Евгений Лукин - Бал был бел
Диалог
Следователь:
В сарае, где хранится инвентарь,
у вас нашли верёвку из капрона,
большой обмылок и кусок картона
с двумя словами: «Первый секретарь».
Признаетесь, Петров, или помочь?
(пауза)
Не думал я, что вы такой молчальник…
Петров:
А, ладно! Так и быть, колюсь, начальник!
Пишите: выступаем завтра в ночь!
Как раз в канун седьмого ноября…
Сначала — тех, которые с акцентом…
Ребята подзаймутся телецентром…
А нам с Витьком мочить секретаря.
Следователь:
Так что ж ты, падла, морду утюгом?
Который час?

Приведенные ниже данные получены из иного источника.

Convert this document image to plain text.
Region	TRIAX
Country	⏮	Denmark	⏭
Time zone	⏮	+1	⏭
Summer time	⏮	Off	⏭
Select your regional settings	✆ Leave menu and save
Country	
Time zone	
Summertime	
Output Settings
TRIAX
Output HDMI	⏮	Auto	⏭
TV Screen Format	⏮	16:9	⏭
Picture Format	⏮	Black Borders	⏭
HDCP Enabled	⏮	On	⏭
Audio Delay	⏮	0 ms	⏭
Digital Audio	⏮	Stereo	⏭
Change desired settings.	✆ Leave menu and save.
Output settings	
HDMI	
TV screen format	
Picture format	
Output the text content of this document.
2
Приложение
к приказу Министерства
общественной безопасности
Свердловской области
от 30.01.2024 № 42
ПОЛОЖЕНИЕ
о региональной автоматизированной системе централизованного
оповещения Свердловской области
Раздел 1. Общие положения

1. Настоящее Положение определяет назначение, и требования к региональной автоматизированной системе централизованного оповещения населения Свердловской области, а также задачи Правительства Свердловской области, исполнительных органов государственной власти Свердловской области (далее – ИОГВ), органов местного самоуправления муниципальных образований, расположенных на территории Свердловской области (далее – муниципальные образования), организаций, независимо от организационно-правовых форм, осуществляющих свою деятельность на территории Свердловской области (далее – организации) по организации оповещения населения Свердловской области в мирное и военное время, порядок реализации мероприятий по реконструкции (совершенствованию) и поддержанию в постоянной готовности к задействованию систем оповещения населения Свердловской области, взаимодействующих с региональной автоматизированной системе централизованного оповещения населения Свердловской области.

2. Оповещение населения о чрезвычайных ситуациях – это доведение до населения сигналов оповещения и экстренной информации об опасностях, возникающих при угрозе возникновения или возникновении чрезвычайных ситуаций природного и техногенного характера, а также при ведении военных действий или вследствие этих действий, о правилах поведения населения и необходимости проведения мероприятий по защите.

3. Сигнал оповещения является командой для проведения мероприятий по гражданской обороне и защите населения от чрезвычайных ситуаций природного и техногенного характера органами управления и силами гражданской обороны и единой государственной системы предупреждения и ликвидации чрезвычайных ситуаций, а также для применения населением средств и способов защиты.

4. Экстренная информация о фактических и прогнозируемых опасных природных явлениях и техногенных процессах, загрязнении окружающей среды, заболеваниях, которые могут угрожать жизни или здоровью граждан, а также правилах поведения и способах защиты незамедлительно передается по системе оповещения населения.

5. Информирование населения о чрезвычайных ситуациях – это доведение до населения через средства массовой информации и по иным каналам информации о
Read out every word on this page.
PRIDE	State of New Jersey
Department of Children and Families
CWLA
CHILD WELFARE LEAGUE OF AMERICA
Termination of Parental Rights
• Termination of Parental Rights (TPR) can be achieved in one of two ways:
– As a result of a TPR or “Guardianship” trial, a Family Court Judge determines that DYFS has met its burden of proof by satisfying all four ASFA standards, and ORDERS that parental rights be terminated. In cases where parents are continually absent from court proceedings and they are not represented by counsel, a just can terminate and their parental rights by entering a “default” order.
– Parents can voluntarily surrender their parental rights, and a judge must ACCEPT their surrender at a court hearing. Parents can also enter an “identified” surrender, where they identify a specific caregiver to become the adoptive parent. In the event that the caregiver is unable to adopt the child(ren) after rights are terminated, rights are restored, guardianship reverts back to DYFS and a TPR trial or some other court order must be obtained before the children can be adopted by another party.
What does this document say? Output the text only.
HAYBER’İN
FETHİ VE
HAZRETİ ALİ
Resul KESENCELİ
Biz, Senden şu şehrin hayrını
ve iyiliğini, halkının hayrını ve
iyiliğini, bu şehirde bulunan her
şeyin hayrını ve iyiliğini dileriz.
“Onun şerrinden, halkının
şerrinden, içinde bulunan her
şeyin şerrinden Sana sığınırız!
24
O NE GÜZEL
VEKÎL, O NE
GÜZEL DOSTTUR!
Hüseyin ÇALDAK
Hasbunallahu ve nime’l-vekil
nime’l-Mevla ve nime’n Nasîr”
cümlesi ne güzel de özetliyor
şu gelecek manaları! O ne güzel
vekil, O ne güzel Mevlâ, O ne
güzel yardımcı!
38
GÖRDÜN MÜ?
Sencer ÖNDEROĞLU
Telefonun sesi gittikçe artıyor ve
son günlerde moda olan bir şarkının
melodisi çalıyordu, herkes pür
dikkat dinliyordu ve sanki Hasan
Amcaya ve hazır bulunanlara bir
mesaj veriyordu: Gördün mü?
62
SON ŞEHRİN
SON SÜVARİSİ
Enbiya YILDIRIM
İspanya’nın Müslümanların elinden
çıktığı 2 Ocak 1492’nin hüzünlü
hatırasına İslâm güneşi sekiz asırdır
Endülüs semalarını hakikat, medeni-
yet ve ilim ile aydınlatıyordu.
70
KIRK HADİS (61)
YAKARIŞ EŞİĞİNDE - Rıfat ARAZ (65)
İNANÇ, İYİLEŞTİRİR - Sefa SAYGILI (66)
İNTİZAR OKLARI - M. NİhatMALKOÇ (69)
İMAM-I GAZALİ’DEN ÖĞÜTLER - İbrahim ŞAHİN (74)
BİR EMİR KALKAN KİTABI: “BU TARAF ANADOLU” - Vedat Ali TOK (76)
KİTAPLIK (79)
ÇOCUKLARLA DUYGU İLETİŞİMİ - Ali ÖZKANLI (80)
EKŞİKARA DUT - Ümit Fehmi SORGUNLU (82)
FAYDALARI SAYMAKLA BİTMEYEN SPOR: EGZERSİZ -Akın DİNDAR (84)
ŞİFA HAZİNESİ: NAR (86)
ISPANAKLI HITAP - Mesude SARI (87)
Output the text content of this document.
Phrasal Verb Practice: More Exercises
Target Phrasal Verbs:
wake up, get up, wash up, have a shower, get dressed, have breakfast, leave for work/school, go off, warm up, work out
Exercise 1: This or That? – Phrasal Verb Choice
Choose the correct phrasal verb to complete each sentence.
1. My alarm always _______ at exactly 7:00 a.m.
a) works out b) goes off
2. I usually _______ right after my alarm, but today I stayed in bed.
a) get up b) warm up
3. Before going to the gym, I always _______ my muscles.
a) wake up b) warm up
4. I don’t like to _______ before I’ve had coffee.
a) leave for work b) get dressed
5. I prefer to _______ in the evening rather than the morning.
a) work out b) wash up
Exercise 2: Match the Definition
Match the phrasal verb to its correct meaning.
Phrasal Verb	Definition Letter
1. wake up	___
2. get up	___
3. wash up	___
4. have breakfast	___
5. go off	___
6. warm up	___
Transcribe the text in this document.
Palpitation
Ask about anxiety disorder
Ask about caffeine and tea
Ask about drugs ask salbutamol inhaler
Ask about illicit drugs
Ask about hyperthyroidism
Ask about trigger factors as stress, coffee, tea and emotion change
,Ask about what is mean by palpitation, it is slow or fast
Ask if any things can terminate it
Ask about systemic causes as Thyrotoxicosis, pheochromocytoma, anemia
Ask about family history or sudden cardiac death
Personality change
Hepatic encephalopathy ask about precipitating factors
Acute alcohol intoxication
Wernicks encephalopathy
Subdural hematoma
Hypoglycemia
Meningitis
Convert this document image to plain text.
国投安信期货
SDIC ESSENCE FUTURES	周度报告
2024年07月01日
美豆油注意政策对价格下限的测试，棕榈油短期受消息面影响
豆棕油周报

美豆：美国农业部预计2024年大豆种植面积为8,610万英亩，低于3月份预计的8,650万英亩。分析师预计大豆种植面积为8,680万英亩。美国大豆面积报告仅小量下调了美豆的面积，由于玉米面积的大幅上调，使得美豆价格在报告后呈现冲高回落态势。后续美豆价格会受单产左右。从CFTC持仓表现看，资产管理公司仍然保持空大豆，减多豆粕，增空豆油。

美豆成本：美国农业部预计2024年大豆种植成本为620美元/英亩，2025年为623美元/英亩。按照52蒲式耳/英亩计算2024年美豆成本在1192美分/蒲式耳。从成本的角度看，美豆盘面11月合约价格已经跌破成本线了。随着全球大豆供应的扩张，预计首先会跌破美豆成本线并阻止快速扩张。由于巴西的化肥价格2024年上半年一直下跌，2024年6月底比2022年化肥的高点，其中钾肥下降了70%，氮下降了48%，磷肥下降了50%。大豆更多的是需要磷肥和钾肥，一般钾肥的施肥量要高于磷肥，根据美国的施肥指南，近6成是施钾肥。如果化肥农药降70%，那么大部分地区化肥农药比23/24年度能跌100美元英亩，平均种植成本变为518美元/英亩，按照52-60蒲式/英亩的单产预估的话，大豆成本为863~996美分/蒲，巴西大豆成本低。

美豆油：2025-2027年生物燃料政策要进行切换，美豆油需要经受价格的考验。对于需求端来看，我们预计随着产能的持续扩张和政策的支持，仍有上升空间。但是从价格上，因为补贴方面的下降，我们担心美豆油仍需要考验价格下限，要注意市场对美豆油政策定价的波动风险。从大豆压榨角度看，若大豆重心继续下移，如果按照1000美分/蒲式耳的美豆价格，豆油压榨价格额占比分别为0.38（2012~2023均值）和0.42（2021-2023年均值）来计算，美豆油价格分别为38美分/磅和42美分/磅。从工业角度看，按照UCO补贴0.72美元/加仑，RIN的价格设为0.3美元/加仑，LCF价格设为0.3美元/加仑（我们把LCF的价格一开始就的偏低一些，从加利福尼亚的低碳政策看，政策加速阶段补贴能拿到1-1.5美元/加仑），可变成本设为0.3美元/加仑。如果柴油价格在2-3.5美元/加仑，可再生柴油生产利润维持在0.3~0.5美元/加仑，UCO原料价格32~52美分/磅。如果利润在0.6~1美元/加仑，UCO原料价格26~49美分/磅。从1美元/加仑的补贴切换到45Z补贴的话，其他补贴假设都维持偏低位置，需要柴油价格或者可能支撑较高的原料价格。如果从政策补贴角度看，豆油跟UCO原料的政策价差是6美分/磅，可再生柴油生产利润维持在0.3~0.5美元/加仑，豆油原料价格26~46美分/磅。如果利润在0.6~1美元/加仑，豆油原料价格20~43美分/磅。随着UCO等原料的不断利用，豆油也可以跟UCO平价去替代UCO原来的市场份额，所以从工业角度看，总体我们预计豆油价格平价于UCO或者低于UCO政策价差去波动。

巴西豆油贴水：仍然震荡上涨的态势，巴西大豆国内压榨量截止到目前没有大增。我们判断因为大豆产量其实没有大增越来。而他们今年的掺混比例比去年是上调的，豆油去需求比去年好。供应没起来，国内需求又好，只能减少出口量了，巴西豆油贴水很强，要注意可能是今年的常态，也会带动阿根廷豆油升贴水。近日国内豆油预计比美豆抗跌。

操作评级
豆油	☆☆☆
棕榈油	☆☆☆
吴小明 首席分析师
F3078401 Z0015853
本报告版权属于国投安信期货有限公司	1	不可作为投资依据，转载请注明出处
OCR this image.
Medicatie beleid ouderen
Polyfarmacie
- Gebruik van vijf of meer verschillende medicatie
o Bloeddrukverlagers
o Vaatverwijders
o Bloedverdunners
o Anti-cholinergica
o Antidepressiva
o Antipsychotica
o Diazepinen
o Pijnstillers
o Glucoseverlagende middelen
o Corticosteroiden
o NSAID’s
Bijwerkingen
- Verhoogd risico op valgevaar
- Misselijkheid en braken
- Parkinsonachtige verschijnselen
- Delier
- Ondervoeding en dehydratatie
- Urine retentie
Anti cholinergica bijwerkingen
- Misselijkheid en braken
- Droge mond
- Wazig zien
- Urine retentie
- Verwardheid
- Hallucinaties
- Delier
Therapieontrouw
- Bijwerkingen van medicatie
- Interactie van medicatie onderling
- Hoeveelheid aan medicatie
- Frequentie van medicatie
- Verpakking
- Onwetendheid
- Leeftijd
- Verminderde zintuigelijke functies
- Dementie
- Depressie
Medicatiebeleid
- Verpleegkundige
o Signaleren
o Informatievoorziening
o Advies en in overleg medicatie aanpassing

Почти двенадцать тридцать!
Витёк уже наверно матерится!
Давай хватай верёвку — и бегом!
Маленькие хитрости
РЕЦЕПТ: берётся коммунист,
отрезанный от аппарата.
Добавить соль, лавровый лист —
и кипятить до демократа.
РЕЦЕПТ: берётся демократ,
замоченный в житейской прозе.
Отбить его пять раз подряд —
и охладить до мафиози.
РЕЦЕПТ: берётся мафио́…
И всё. И боле ничего.
Чисто мужское
Гляжу от злобы костяной
на то, что пройдено.
Пока я лаялся с женой,
погибла Родина.
Иду по городу — гляжу:
окопы веером.
Ну я ей, твари, покажу
сегодня вечером!
Мне с беседою к Сократу
подойти б!
Пусть не ровня я собрату,
мелкий тип.
Но супруга-то у типа —
а, Сократ? —
хлеще, чем твоя Ксантиппа,
во сто крат.
«Около квартиры…»
Около квартиры
среди бела дня
встретят рэкетиры
бедного меня.
В шествии победном
этих белых дней
стану я не бедным,
а ещё бедней.
В часовой мастерской
Будильник отдавали
с такими вот словами:
«Запчасти — в Ереване,
а там — забастовали…»
Беру его смиренно
и заявляю: «Хрена
получат эти суки
запчасти от базуки!..»
— Бы
Разъединственный раз
ты бы рявкнул: «Вы что там горланите?!» —
и велением масс
очутился бы в нашем Парламенте.
В напряжённые лбы
ты такую речугу им выдал бы,
что хоть на зуб долби,
хоть на мраморе полностью выдолби.
Твой невыспренний слог
изощрила бы правда-скиталица.
Ты бы всё это смог…
Но не сможешь — язык заплетается.
…Мы из глыбы слепой
обязательно памятник вытешем —
всем, ушедшим в запой
и ни разу оттуда не вышедшим!
«Умою физию…»
Я спросил у Язова:
«Где моя дивизия?»
Умою физию,
оглажу пузию.
Мою дивизию
угнали в Грузию.
Жую провизию
и не вылазию.
Увидят физию —
загонят в Азию.
После грозы
Хрустальный мироздания чердак,
построенный из водяных корпускул.
И по асфальту розовый червяк
ползёт, как эмигрировавший мускул.
О Боже мой, какие времена!
Я все прошляпил, про́пил и пролузгал…
Ведь это расползается страна…
И вообще: не мой ли это мускул?!
Отражённый путчист
Один путчист,
Плечист,
Речист
И на руку нечист,
Ища, видать, дорогу к магазину,
Забрёл к ручью —
И видит образину
Незнамо чью.
«Эй, — говорит, — ты чья?»
А образина из ручья,
Боясь, видать, людского пересуда:
«Ты! — говорит. — Козёл! А ну чеши отсюда!..»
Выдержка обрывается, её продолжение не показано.